Lowell Point – The Beginning At the End –
Although Seward is at the end of the highway system, it’s not quite the end of the road.  Two and a half miles south of Seward is the community of Lowell Point.  The Point is an alluvial fan, an area of land almost completely surrounded by water except for an isthmus connecting it with the mainland.  Driving out there you are hugging the base of a mountain on one side and the bay on the other (and the worse road I have ever driven – and that’s saying something considering the roads I have been on so far on this trip).  Parts of the road are only wide enough for one car.  Surprisingly, there is a campground at the farthest point, the beginning of the Alaska State Parks system, and there were big rigs staying there; I would not have driven my coach on that road!

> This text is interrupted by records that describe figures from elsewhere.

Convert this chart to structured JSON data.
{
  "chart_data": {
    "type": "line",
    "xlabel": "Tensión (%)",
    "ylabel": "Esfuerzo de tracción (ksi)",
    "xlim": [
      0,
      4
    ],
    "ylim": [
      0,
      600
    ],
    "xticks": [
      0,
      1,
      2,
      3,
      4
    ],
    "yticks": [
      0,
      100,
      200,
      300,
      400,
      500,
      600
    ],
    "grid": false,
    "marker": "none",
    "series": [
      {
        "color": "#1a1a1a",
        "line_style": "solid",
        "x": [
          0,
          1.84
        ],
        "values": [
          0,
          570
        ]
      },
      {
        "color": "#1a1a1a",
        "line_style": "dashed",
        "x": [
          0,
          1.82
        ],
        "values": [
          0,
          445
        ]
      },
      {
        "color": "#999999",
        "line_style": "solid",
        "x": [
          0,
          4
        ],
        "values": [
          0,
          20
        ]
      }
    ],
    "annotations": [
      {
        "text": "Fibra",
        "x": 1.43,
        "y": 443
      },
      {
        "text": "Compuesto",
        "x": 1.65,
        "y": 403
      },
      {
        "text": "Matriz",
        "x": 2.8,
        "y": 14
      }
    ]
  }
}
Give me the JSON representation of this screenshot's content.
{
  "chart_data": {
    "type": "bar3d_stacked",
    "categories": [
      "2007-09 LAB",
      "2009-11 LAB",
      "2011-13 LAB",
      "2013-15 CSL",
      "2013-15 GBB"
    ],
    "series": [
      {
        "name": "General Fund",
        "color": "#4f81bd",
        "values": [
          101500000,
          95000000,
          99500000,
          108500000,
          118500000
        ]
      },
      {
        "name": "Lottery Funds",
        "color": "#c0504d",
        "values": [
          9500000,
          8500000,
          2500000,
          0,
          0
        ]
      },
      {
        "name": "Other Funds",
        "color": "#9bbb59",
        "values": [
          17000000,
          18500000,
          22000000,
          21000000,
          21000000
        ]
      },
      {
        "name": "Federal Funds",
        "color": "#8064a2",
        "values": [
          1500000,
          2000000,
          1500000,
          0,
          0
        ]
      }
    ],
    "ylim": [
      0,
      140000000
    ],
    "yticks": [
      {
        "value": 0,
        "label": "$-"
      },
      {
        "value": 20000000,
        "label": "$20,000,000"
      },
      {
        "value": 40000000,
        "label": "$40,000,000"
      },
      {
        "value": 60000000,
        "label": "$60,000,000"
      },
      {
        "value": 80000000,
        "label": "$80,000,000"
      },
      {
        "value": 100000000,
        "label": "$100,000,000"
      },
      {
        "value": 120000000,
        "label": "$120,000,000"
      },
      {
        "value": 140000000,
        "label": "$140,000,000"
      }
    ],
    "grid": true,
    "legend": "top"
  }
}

I was advised to avoid this area around July 4th so I stayed in Soldotna through the holiday for that reason.  Apparently, it is crazy and insane here – music and food, fun and fireworks, a parade down the streets and a grueling footrace up the 3,022 foot Mount Marathon, the second oldest foot race in the United States.  Visitors from around the world flock to Seward for this weekend warrior event – a near vertical race up into the clouds and down the cliffs for the fastest times and the biggest bruises.  The pictures I’ve seen are brutal.

Chinooks Restaurant was highly recommended as a “must eat” in several guidebooks and by some friends.  The suggestion was the scallop mac and cheese and scratch margarita …. Not good.  The mac and cheese (I didn’t order the drink) was $35 and I couldn’t eat but a few bites.  Later, at the Visitor’s Center, I was told that the restaurant has changed ownership and isn’t what it used to be.  Oh well.  The lady at the Visitor Center suggested I try a burger at Highlighters (it was excellent) and a bucket of butts at Thorns (equally good).  It took me awhile to piece together “butts” as halibut ….


Although the Iditarod Trail extends from Seward to Nome, you don’t want to walk to Nome in summer. Five hundred miles of swamp, ankle-busting tussocks, clouds of mosquitoes, and enough creek and river crossings to make you want to grow webbed feet.

The Iditarod National Historic Trail consists of a network of nearly 2,400 miles of winter trails that wind between the communities of Seward and Nome.  The Iditarod is the only National Historic Trail in Alaska and the only winter trail in the entire National Historic Trail system.





 Benny Benson was the 13-year-old orphan that designed the Alaska flag.